Отец без перерыва смотрел в телевизор и ругал на чем свет стоит правителей, страну, артистов, телевизионщиков, олигархов и всех других пустозвонов, доведших все до точки.

Всё это как-то перемешалось, отошло и осталось в прошлом.

 

Баев (как бывало уже много-много раз) бархатным лоскутком протер объектив, прижал приклад к плечу, выдохнул, приложил глаз к резиночке оптического прицела.

«Сколько всего в памяти переберешь, пока дождешься», – рассеянно подумал он.

Было ему сейчас тридцать пять лет. И он, мучаясь сильными болями в спине, все-таки прилетел в чужой город, чтобы выполнить ту работу, которую он умел делать очень хорошо. Господин в черном костюме, окруженный секьюрити, шел по коридору. Его несуразно большая голова мелькала за прозрачными пуленепробиваемыми витринами. Господин в черном костюме был магнатом и кандидатом. Именно кандидатство, по мнению Баева, и выписало ему черную мету.
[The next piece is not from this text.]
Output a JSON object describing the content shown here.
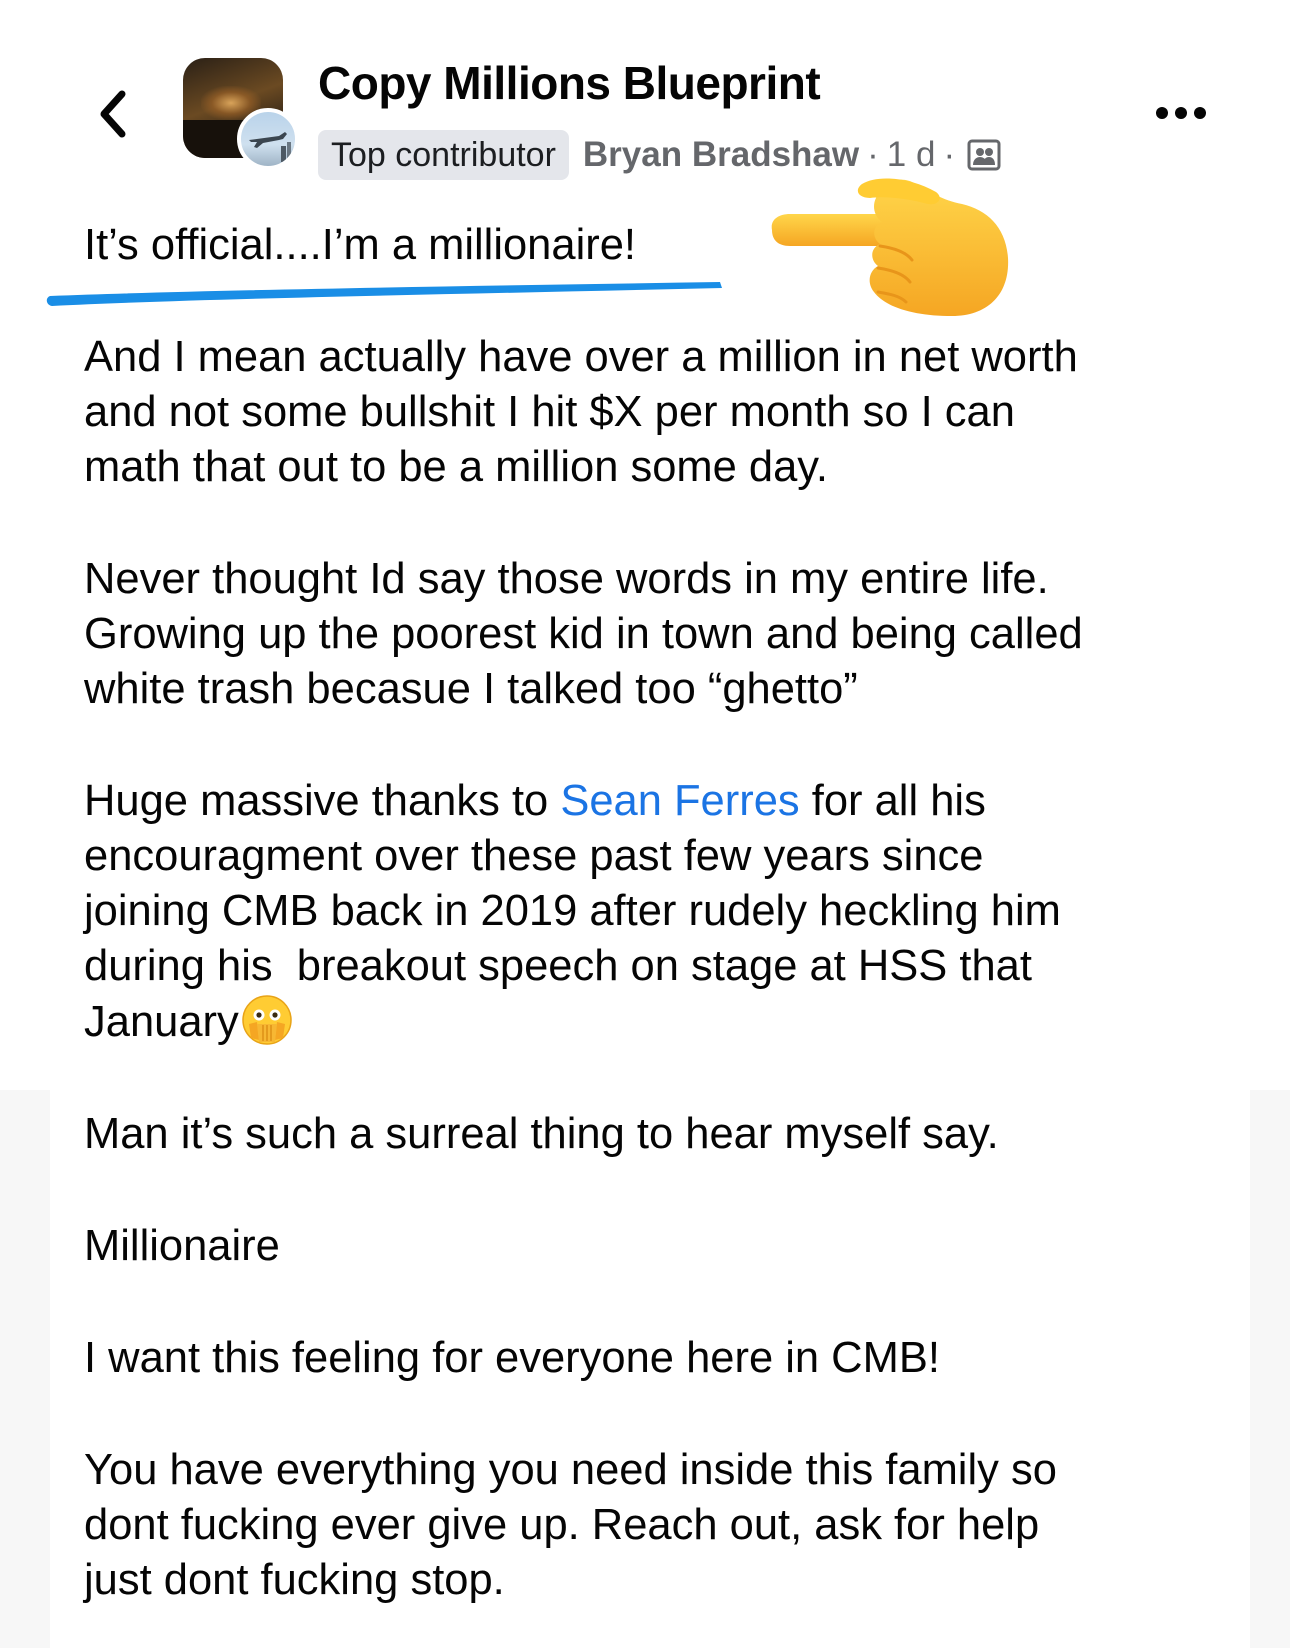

Бывший майор видел господина в черном костюме по телевизору, слышал его речи и даже несколько раз подумывал, что смерть у него будет легкой. Сам же майор на легкую смерть не рассчитывал: в родном городе ему сказали, что он опоздал с лечением лет на десять.

Виктор затаил дыхание и мягко нажал на спусковой крючок. Внизу у машин заметались люди. Охрана выхватила оружие, крутила головами. Сейчас примчится милиция, вывалят на площадь чины, начнут говорить в микрофоны, обещать и даже угрожать. Только кому? Баеву? Ему уже не страшны угрозы, он перестал их бояться в тот день, когда «Шмель» разворотил «УАЗ». Страшит его тот ночной миг, когда вдруг приснятся ему все те, кого лишил он жизни.
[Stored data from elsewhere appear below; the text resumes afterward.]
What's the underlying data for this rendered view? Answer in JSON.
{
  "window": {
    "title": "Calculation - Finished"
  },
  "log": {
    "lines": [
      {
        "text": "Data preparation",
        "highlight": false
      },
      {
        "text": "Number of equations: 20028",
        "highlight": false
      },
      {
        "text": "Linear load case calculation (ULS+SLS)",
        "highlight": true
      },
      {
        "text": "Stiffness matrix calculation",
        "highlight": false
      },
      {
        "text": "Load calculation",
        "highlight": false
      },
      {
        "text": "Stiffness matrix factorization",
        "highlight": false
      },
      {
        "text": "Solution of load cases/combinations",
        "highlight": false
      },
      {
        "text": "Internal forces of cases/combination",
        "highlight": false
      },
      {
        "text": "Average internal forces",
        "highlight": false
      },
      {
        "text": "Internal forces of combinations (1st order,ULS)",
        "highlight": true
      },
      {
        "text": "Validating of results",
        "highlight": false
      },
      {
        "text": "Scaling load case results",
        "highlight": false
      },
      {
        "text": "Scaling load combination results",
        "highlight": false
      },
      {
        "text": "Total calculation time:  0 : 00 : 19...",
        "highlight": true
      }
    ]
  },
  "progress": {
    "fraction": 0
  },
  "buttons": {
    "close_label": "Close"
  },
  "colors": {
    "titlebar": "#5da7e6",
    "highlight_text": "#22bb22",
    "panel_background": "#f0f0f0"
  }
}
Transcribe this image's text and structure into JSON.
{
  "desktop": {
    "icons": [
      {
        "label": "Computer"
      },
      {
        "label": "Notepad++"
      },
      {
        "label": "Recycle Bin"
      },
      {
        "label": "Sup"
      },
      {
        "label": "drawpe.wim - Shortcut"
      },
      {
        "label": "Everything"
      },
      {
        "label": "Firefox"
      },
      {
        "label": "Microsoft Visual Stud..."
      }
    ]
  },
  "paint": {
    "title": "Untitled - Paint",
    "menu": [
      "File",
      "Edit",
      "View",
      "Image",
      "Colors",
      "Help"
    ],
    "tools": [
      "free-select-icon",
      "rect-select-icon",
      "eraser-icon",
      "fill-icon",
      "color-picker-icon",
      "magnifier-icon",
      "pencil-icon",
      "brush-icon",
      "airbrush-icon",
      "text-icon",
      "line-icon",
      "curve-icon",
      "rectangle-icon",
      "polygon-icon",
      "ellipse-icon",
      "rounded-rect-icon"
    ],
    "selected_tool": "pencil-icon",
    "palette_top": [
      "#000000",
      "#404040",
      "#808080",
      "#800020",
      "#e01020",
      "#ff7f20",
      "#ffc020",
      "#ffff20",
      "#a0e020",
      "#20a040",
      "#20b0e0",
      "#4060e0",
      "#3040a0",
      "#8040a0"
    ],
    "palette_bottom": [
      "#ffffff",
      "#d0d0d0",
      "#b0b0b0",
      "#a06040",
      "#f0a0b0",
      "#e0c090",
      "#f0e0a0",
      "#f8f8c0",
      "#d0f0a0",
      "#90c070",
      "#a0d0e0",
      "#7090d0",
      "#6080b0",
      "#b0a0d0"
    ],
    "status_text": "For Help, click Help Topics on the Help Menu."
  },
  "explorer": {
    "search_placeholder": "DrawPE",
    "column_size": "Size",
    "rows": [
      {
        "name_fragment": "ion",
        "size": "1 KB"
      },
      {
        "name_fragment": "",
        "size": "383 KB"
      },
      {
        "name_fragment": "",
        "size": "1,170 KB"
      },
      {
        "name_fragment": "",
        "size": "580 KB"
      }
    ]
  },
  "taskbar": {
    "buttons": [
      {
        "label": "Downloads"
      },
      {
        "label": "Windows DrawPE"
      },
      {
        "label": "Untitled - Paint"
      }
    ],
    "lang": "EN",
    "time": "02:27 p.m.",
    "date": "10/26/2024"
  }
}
Опираясь на костыли, из подъезда вышел седой мужчина с серым и усталым лицом. На пиджаке – орденские планки. Молоденький лейтенант милиции кое-как успел подхватить вдруг качнувшегося на ступенях ветерана. «Скорая помощь» умчала Баева в больницу. Он пришел в сознание от того, что на него кто-то пристально смотрел. Разлепил веки. Белое пятно халата, белое пятно колпака, лица совсем не разобрать. Пахнет чем-то не больничным. Ромашками пахнет, полем, ветром степным с горчинкой полыни. Желанным, родным. Бывают женщины ангелами? Наверное, нет.
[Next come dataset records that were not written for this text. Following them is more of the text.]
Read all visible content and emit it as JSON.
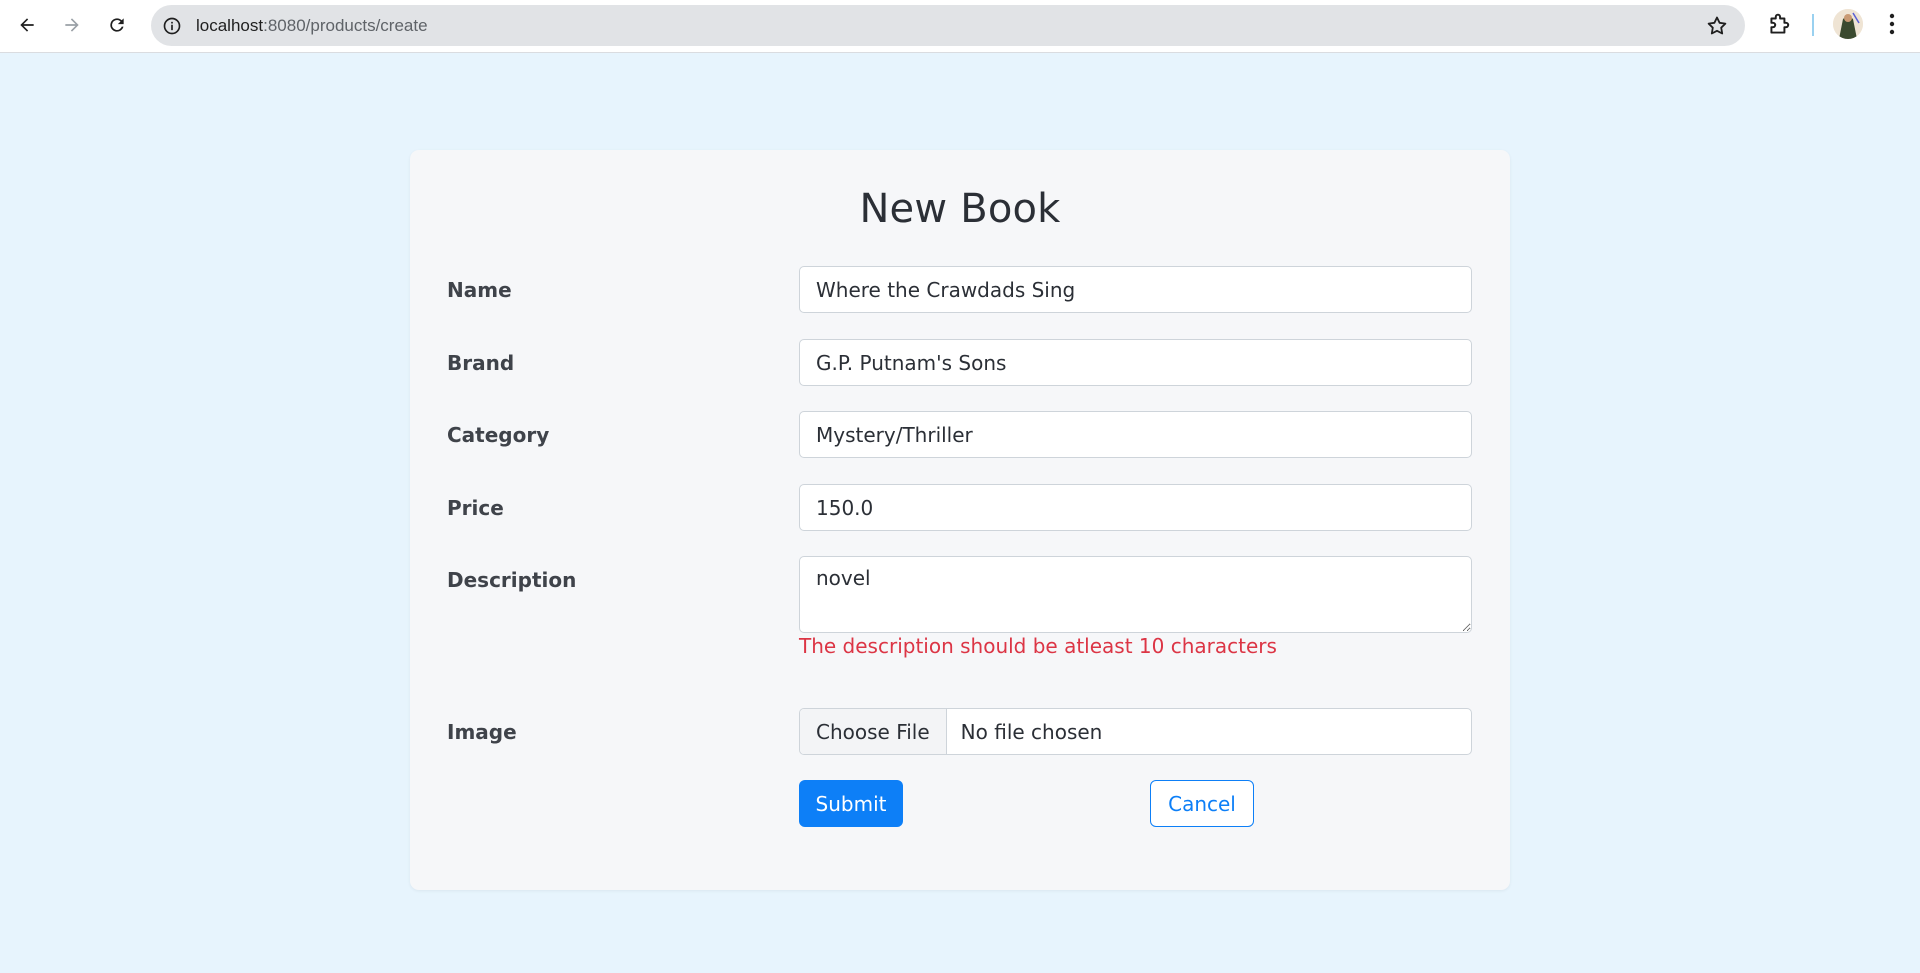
{
  "browser": {
    "url_host": "localhost",
    "url_path": ":8080/products/create"
  },
  "form": {
    "title": "New Book",
    "fields": {
      "name": {
        "label": "Name",
        "value": "Where the Crawdads Sing"
      },
      "brand": {
        "label": "Brand",
        "value": "G.P. Putnam's Sons"
      },
      "category": {
        "label": "Category",
        "value": "Mystery/Thriller"
      },
      "price": {
        "label": "Price",
        "value": "150.0"
      },
      "description": {
        "label": "Description",
        "value": "novel",
        "error": "The description should be atleast 10 characters"
      },
      "image": {
        "label": "Image",
        "button": "Choose File",
        "status": "No file chosen"
      }
    },
    "submit_label": "Submit",
    "cancel_label": "Cancel"
  },
  "colors": {
    "page_background": "#e7f4fd",
    "card_background": "#f6f7f9",
    "primary": "#0d7ff7",
    "error": "#dc3545"
  }
}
У Баева вдруг потекли слезы. В углу образовалась дыра, и из дыры, из зияющей черноты к его глазам стали подплывать лица. Усатые, бородатые, губастые, носатые, потом холеные, сытые, розовощекие. Потом выплыл мальчик и спросил: «Баев, ты зачем отца убил?»

Тут же раздалось: «Уцитца нада халашо. Смелть долзна быть лехкой», – проговорил дядя Лай и резко свел углы палаты.

На мгновение сделалось страшно.

Майора Баева похоронили на родине. Администрация настояла на воинских почестях.